Signals Matters News Letter: The Signals THAT Matter
Thomas Lott, Portfolio Manager
Broadly, the core and timeless principles behind the infrastructure of Signals Matter Portfolio Construction are carefully discussed here and here.
As for WHAT’S HAPPENING NOW…
The Latest US Bond Signals:
With official CPI inflation posting 3.03% and the current yield on the 10Y UST posting 3.7%, long-term bond-holders barely avoid negative real rates/return in real time. Nothing, however, is that simple for the DC data, as we feel the official CPI is at least 50% under-reported. The Fed, in fact, measures real rates by using a projected inflation metric 13 months into the future, which gives the bond market even more of a false-positive report card.
Nevertheless, inflation is far off its 9% highs of last year, so one has to ask if Powell is winning the war on inflation. The articles linked below dig deeper into this question.
For now, and given the otherwise anemic nominal and real yields in longer duration bonds, investors are looking at shorter-duration T-Bills for greater yield in a backdrop of still persistent inflation. The 3-Month T-Bill is offering a 5.2% yield and the 2Y UST is posting 4.5%, still confirming an inverted yield curve and ever more concerns of a pending and official recession.
These recessionary concerns had previously fueled a market-signaled conviction (especially in the futures markets) that the Fed will pause rate hikes in June and eventually, even reduce rates by year-end. Such “bad news is good news” have pushed stocks up into 2023, as the market assumes/expects an eventual QE tailwind or at least rate pause for equities.
Treasuries, however, have been falling on the heels of recent and surprise rate hikes in Canada, which now have the markets wondering if Canada’s central bank knows something markets don’t—i.e., that Powell intends to keep rates steady or hiking rather than pausing or even lowering rates.
Understanding bond markets and rates is therefore a core part of understanding stock market direction, current and future.
The Latest US Stock Signals:
As for stocks, recent declines in the tech sector and concern about persistent hawkishness from the Fed have driven the broader equity markets lower. As always, so much hinges on the Fed.
Despite the notion that rising supply is supposed to push prices down, energy stocks, also buoyed by a weakening USD, saw a rise on the news that oil refineries are expanding production again. Exploration and equipment & services shares in this space saw large gains, which Signals Matter has captured.
Banks (and hence financial stocks) in the US face new challenges. Having already suffered the declining price value of their underlying UST collateral due to Powell’s rate hikes, those same rate hikes have also led to higher corporate debt expenses and (along with shifting, post-COVID work policies) higher vacancy rates in the commercial real estate sector.
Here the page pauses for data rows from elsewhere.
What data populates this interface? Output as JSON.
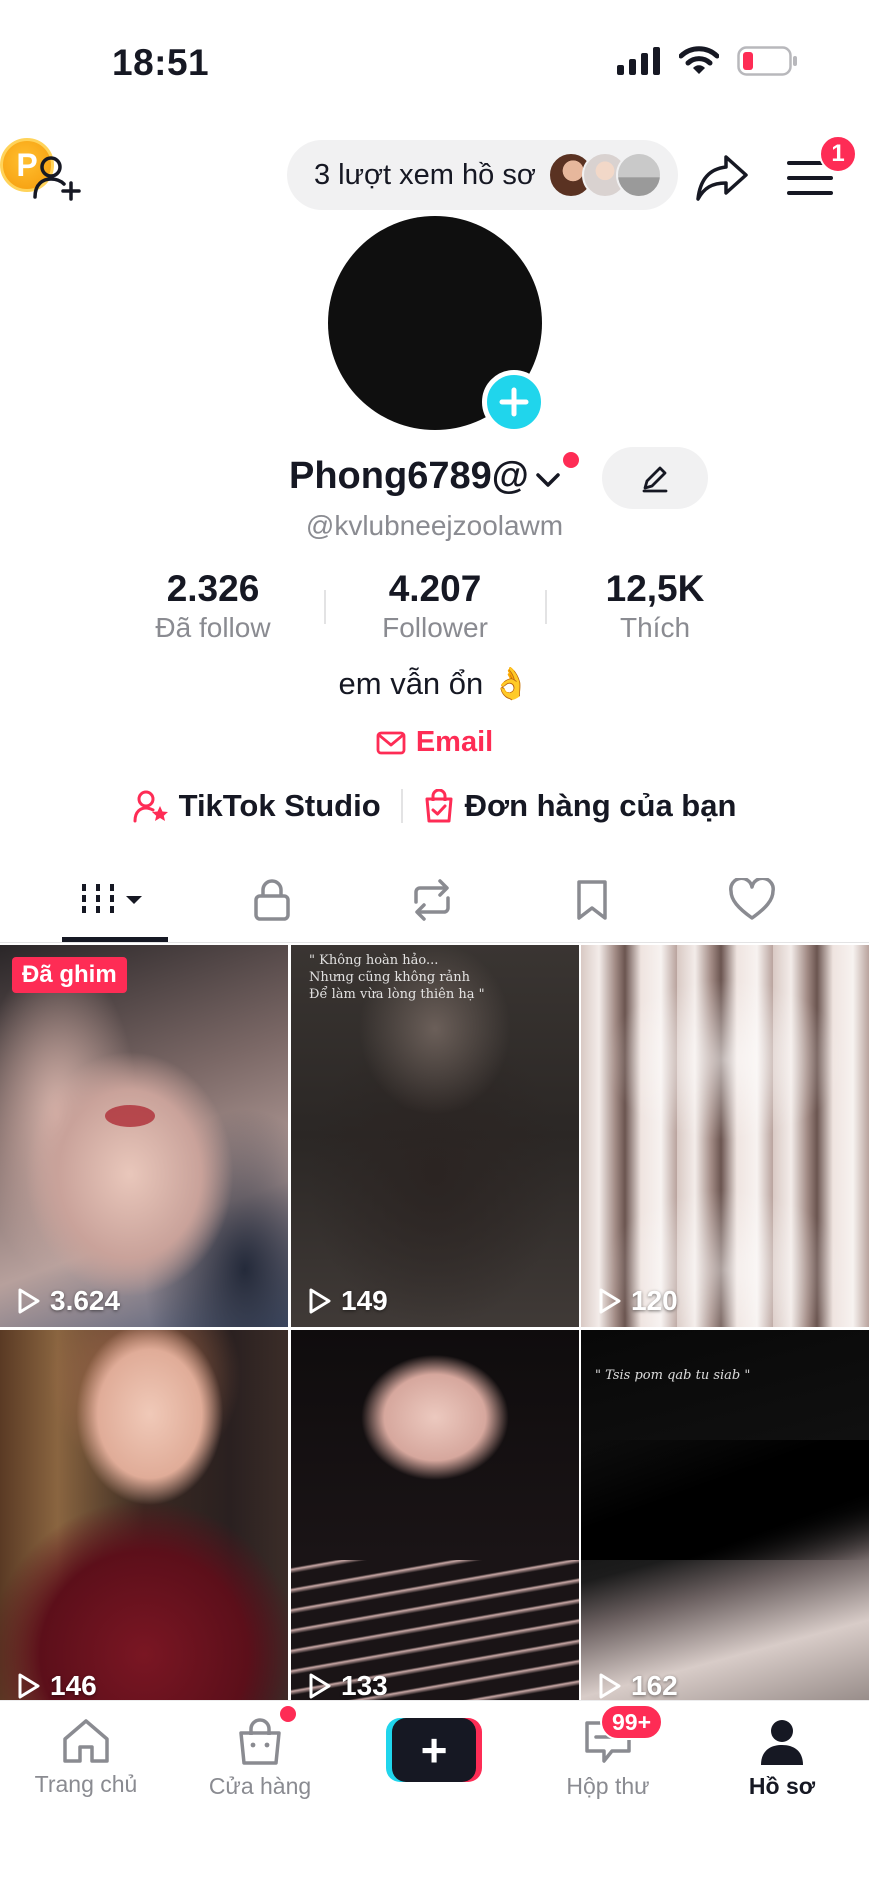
{
  "status_bar": {
    "time": "18:51",
    "icons": [
      "signal-icon",
      "wifi-icon",
      "battery-icon"
    ]
  },
  "top_bar": {
    "profile_views": "3 lượt xem hồ sơ",
    "menu_badge": "1",
    "coin_letter": "P"
  },
  "profile": {
    "display_name": "Phong6789@",
    "username": "@kvlubneejzoolawm",
    "bio": "em vẫn ổn 👌",
    "email_label": "Email"
  },
  "stats": [
    {
      "value": "2.326",
      "label": "Đã follow"
    },
    {
      "value": "4.207",
      "label": "Follower"
    },
    {
      "value": "12,5K",
      "label": "Thích"
    }
  ],
  "links": {
    "studio": "TikTok Studio",
    "orders": "Đơn hàng của bạn"
  },
  "tabs": [
    "videos",
    "private",
    "reposts",
    "favorites",
    "liked"
  ],
  "videos": [
    {
      "views": "3.624",
      "pinned_label": "Đã ghim"
    },
    {
      "views": "149",
      "caption": "\" Không hoàn hảo...\nNhưng cũng không rảnh\nĐể làm vừa lòng thiên hạ \""
    },
    {
      "views": "120"
    },
    {
      "views": "146"
    },
    {
      "views": "133"
    },
    {
      "views": "162",
      "caption": "\" Tsis pom qab tu siab \""
    }
  ],
  "bottom_nav": {
    "home": "Trang chủ",
    "shop": "Cửa hàng",
    "create": "+",
    "inbox": "Hộp thư",
    "inbox_badge": "99+",
    "profile": "Hồ sơ"
  },
  "colors": {
    "accent": "#fe2c55",
    "cyan": "#20d5ec",
    "text": "#161823",
    "muted": "#8a8b91"
  }
}
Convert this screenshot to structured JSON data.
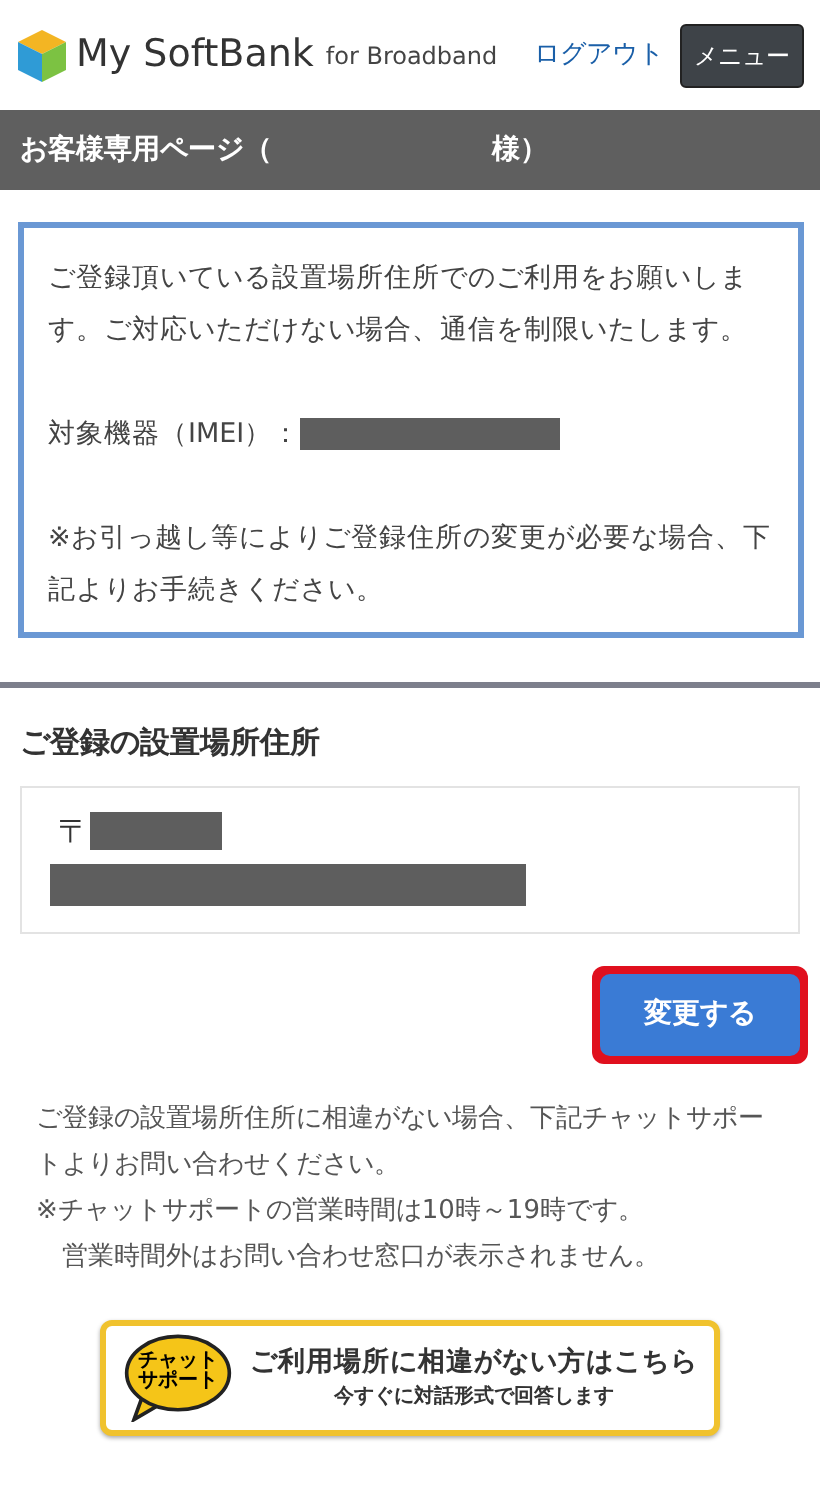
{
  "header": {
    "brand": "My SoftBank",
    "brand_sub": "for Broadband",
    "logout": "ログアウト",
    "menu": "メニュー"
  },
  "title_bar": {
    "left": "お客様専用ページ（",
    "right": "様）"
  },
  "notice": {
    "paragraphs": [
      "ご登録頂いている設置場所住所でのご利用をお願いします。ご対応いただけない場合、通信を制限いたします。",
      "※お引っ越し等によりご登録住所の変更が必要な場合、下記よりお手続きください。"
    ],
    "imei_label": "対象機器（IMEI）："
  },
  "address": {
    "heading": "ご登録の設置場所住所",
    "postal_mark": "〒"
  },
  "change_button": {
    "label": "変更する",
    "highlighted": true
  },
  "info": [
    "ご登録の設置場所住所に相違がない場合、下記チャットサポートよりお問い合わせください。",
    "※チャットサポートの営業時間は10時～19時です。",
    "営業時間外はお問い合わせ窓口が表示されません。"
  ],
  "chat_button": {
    "badge": [
      "チャット",
      "サポート"
    ],
    "title": "ご利用場所に相違がない方はこちら",
    "subtitle": "今すぐに対話形式で回答します"
  }
}
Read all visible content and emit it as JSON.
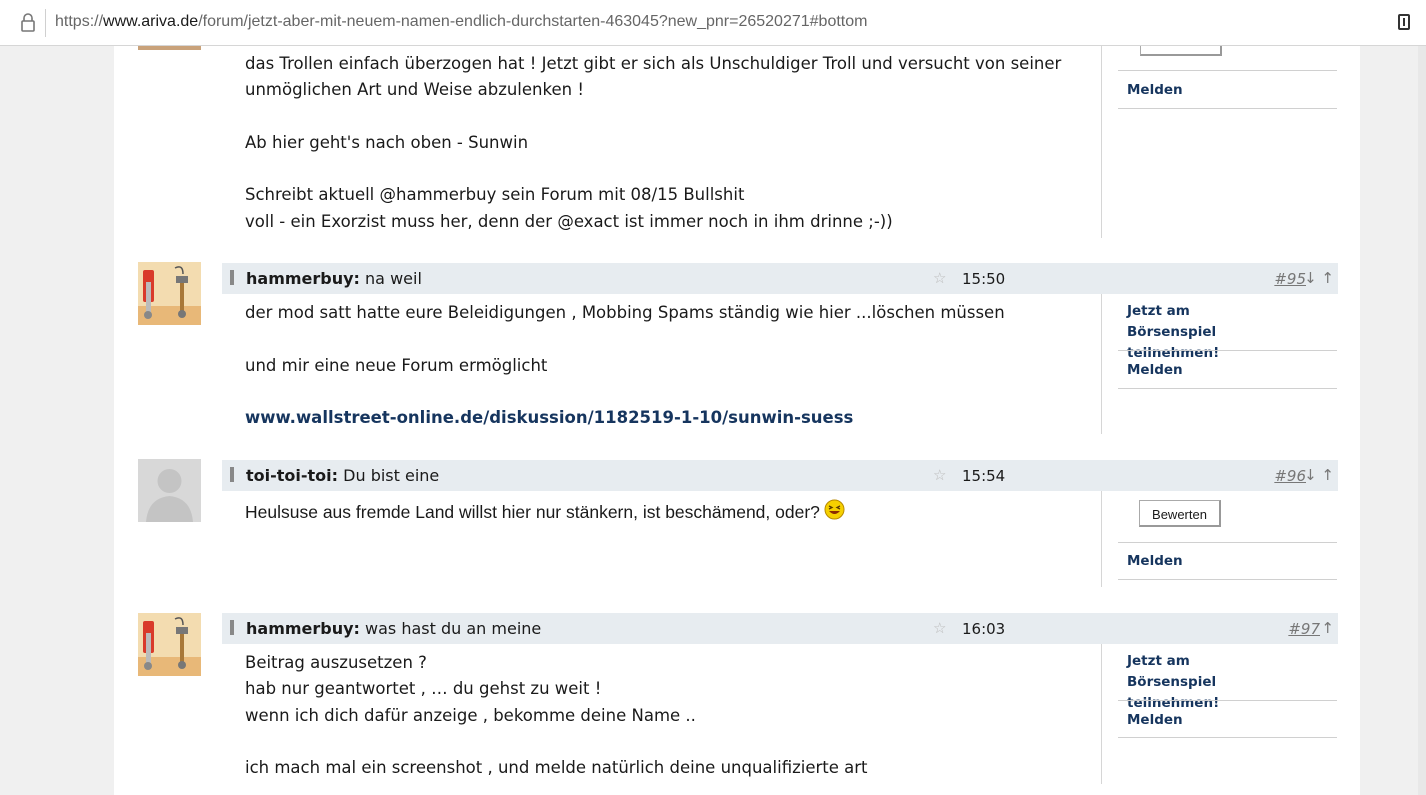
{
  "browser": {
    "url_prefix": "https://",
    "url_host": "www.ariva.de",
    "url_path": "/forum/jetzt-aber-mit-neuem-namen-endlich-durchstarten-463045?new_pnr=26520271#bottom"
  },
  "post94_tail": {
    "text": "das Trollen einfach überzogen hat ! Jetzt gibt er sich als Unschuldiger Troll und versucht von seiner\nunmöglichen Art und Weise abzulenken !\n\nAb hier geht's nach oben - Sunwin\n\nSchreibt aktuell @hammerbuy sein Forum mit 08/15 Bullshit\nvoll - ein Exorzist muss her, denn der @exact ist immer noch in ihm drinne ;-))",
    "melden": "Melden"
  },
  "post95": {
    "user": "hammerbuy:",
    "title": " na weil",
    "time": "15:50",
    "number": "#95",
    "arrows": "↓ ↑",
    "text": "der mod satt hatte eure Beleidigungen , Mobbing Spams ständig wie hier ...löschen müssen\n\nund mir eine neue Forum ermöglicht",
    "link": "www.wallstreet-online.de/diskussion/1182519-1-10/sunwin-suess",
    "side_link": "Jetzt am Börsenspiel teilnehmen!",
    "melden": "Melden"
  },
  "post96": {
    "user": "toi-toi-toi:",
    "title": " Du bist eine",
    "time": "15:54",
    "number": "#96",
    "arrows": "↓ ↑",
    "text": "Heulsuse aus fremde Land willst hier nur stänkern, ist beschämend, oder?",
    "rate_button": "Bewerten",
    "melden": "Melden"
  },
  "post97": {
    "user": "hammerbuy:",
    "title": " was hast du an meine",
    "time": "16:03",
    "number": "#97",
    "arrows": "↑",
    "text": "Beitrag auszusetzen ?\nhab nur geantwortet , … du gehst zu weit !\nwenn ich dich dafür anzeige , bekomme deine Name ..\n\nich mach mal ein screenshot , und melde natürlich deine unqualifizierte art",
    "side_link": "Jetzt am Börsenspiel teilnehmen!",
    "melden": "Melden"
  },
  "colors": {
    "link": "#16355e",
    "header_bg": "#e7ecf0",
    "page_bg": "#f0f0f0"
  }
}
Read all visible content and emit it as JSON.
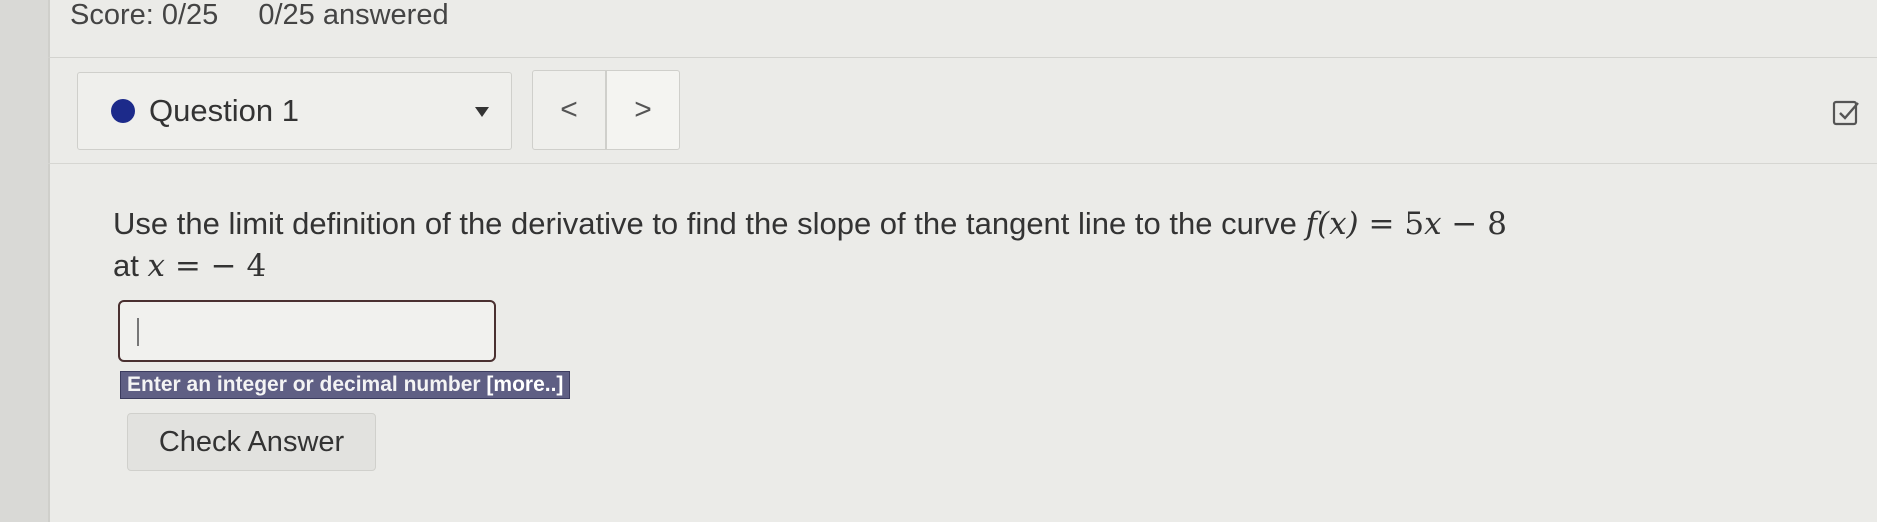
{
  "header": {
    "score": "Score: 0/25",
    "answered": "0/25 answered"
  },
  "question_nav": {
    "selected_question": "Question 1",
    "prev_symbol": "<",
    "next_symbol": ">",
    "status_color": "#1c2a8a"
  },
  "question": {
    "text_prefix": "Use the limit definition of the derivative to find the slope of the tangent line to the curve ",
    "function_lhs": "f(x)",
    "equals": "=",
    "function_rhs_coef": "5",
    "function_rhs_var": "x",
    "function_rhs_rest": " − 8",
    "line2_prefix": "at ",
    "point_var": "x",
    "point_value": " − 4"
  },
  "answer": {
    "value": "",
    "hint_text": "Enter an integer or decimal number ",
    "hint_more": "[more..]"
  },
  "actions": {
    "check_answer_label": "Check Answer"
  },
  "icons": {
    "checklist": "checklist-icon",
    "dropdown": "caret-down-icon"
  }
}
The risk of non-performing loans in this corner of the real estate market can add even more stress to an already struggling banking sector, whose post-SVB gains have been lost as some 700 US banks are now exceeding their loan concentration guidance.
Other Key Market Signals:
This week the World Bank continued to warn of a “precarious situation” in the global economy as rising debt levels continue to collide with rising interest rate costs. The Fed’s battle against inflation is by no means over, prompting former vice-Chair, Richard Clarida to claim that the Fed will likely NOT be cutting rates until at least 2024.
We shall see.
Despite such debt and rate concerns, the MSCI All World Indexes are believed to have bottomed and have since reached a 12-month high which the markets explain as a part of inevitable re-valuation upwards coming out of the pandemic bottoms.
Emerging Market securities are giving interesting signals. Their stocks have been rising at a relatively higher pace coming out of the pandemic, but the higher yields typical to their sovereign bonds, which are critical to attracting investors seeking any kind of yield, have been falling to March levels.
Once again, the shifts and confusion still seem to hinge on what Powell does (or does not) do with regard to interest rates. Those betting on a rate pause are also expecting more IMF loans to the emerging markets. Foreign inflows into India, moreover have been a key force in their fastest growth rates.
The important question is what really drives such inflows? Is it speculating on the interest rate moves of the world reserve currency, or are such inflows indicative of a growing move toward the BRICS as their collective share of global GDP surpasses that of the G-7?
Maybe there’s more to the EM markets than just speculating on Fed hikes?